The majority of responses to MK-3475 occurred within 12 weeks of treatment; however, partial to complete response continued after 6 months of therapy and as late as 70 weeks, Merck said. Median response duration or median overall survival has not yet been reached for all doses evaluated.

MK-3475 is being evaluated in more than 1,000 patients with late-stage cancers, predominantly lung and melanoma, in the multicenter, open-label trial. Dosing regimens include 10 mg/kg every 2 weeks, 10 mg/kg every 3 weeks or 2 mg/kg every 3 weeks. Overall response rate is the primary endpoint; progression-free survival and overall survival are considered secondary endpoints.

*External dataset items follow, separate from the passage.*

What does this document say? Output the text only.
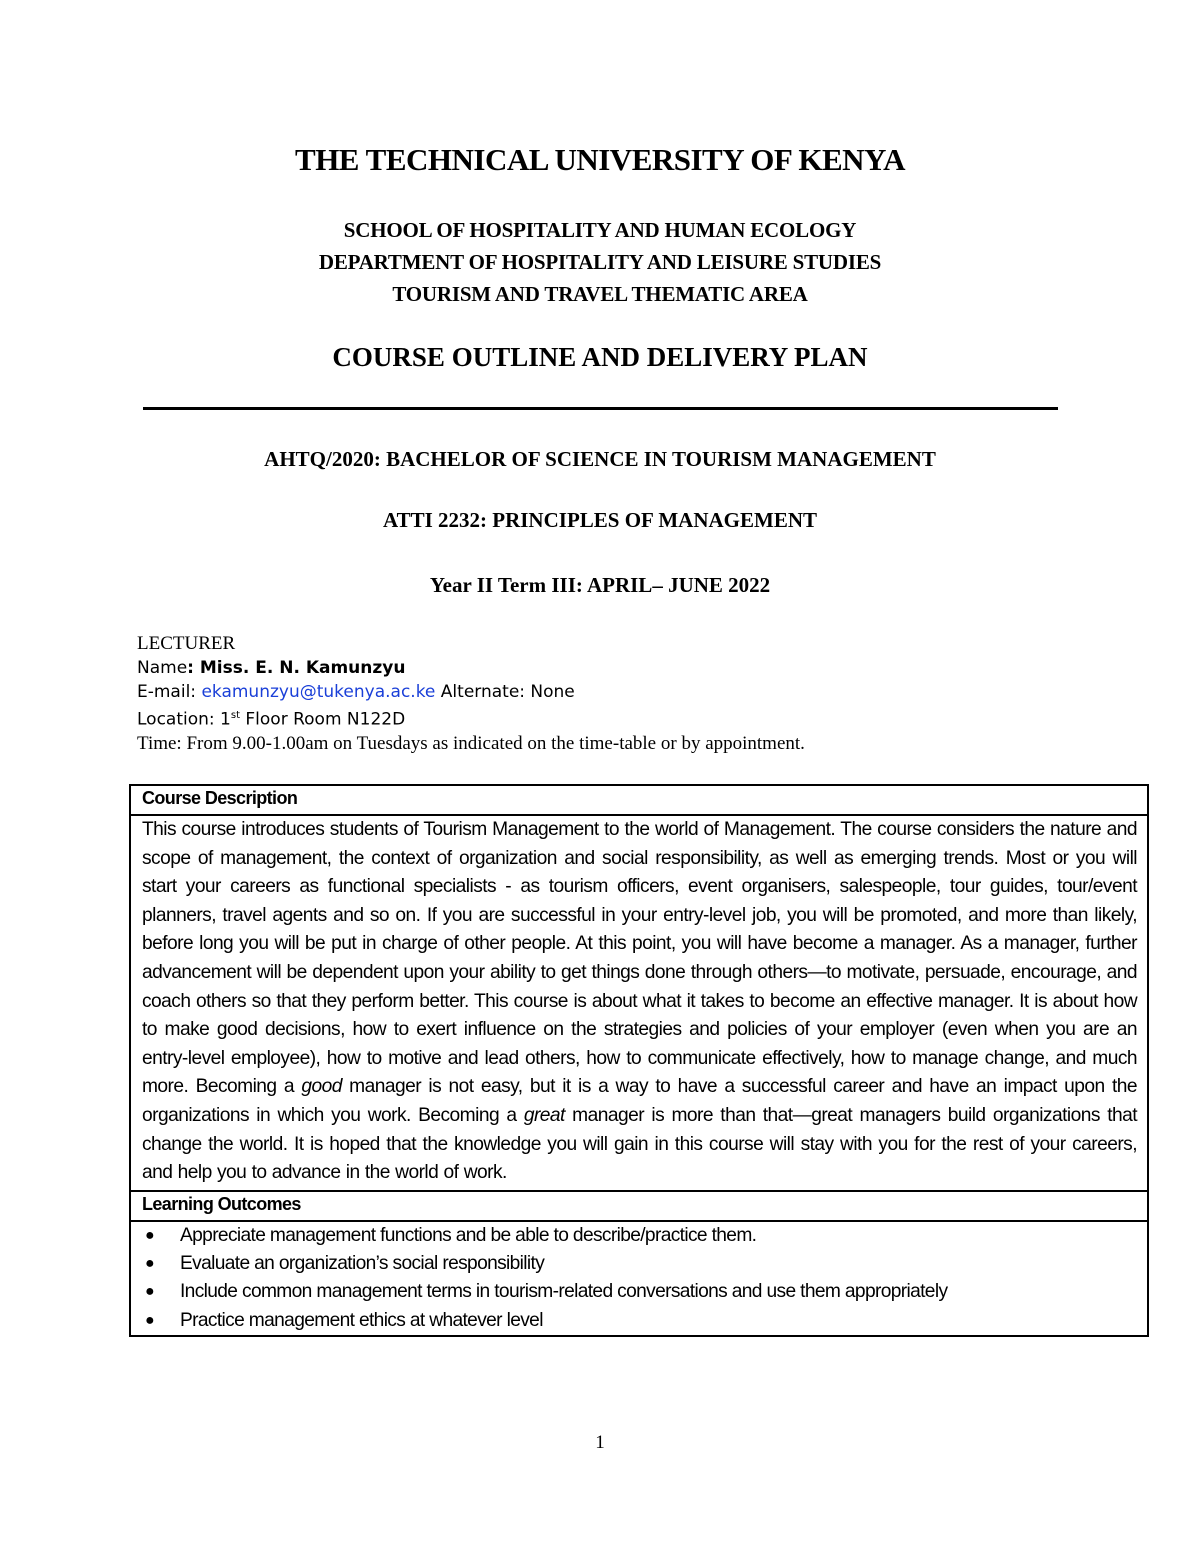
THE TECHNICAL UNIVERSITY OF KENYA
SCHOOL OF HOSPITALITY AND HUMAN ECOLOGY
DEPARTMENT OF HOSPITALITY AND LEISURE STUDIES
TOURISM AND TRAVEL THEMATIC AREA
COURSE OUTLINE AND DELIVERY PLAN
AHTQ/2020: BACHELOR OF SCIENCE IN TOURISM MANAGEMENT
ATTI 2232: PRINCIPLES OF MANAGEMENT
Year II Term III: APRIL– JUNE 2022
LECTURER
Name: Miss. E. N. Kamunzyu
E-mail: ekamunzyu@tukenya.ac.ke Alternate: None
Location: 1st Floor Room N122D
Time: From 9.00-1.00am on Tuesdays as indicated on the time-table or by appointment.
Course Description
This course introduces students of Tourism Management to the world of Management. The course considers the nature and scope of management, the context of organization and social responsibility, as well as emerging trends. Most or you will start your careers as functional specialists - as tourism officers, event organisers, salespeople, tour guides, tour/event planners, travel agents and so on. If you are successful in your entry-level job, you will be promoted, and more than likely, before long you will be put in charge of other people. At this point, you will have become a manager. As a manager, further advancement will be dependent upon your ability to get things done through others—to motivate, persuade, encourage, and coach others so that they perform better. This course is about what it takes to become an effective manager. It is about how to make good decisions, how to exert influence on the strategies and policies of your employer (even when you are an entry-level employee), how to motive and lead others, how to communicate effectively, how to manage change, and much more. Becoming a good manager is not easy, but it is a way to have a successful career and have an impact upon the organizations in which you work. Becoming a great manager is more than that—great managers build organizations that change the world. It is hoped that the knowledge you will gain in this course will stay with you for the rest of your careers, and help you to advance in the world of work.
Learning Outcomes

● Appreciate management functions and be able to describe/practice them.
● Evaluate an organization’s social responsibility
● Include common management terms in tourism-related conversations and use them appropriately
● Practice management ethics at whatever level
1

“New agents are needed for patients with advanced melanoma,” researcher Caroline Robert, MD, PhD, head of dermatology at Gustave Roussy, Cancer Campus, Grand Paris, said in the release. “I am excited by the results seen for MK-3475 as a single agent and believe these findings support further study both as a monotherapy and in combination in various solid tumors.”

MK-3475 was granted an FDA breakthrough therapy designation — awarded to expedite the approval process of drugs used to treat life-threatening or serious diseases that “may demonstrate substantial improvement over existing therapies” — in April, Merck said.

For more information:

Robert C. Updated Clinical Efficacy and Safety of MK-3475 (Anti-PD-1 Monoclonal Antibody) in Advanced Melanoma. Presented at: Society for Melanoma Research; Nov. 17-20, 2013; Philadelphia.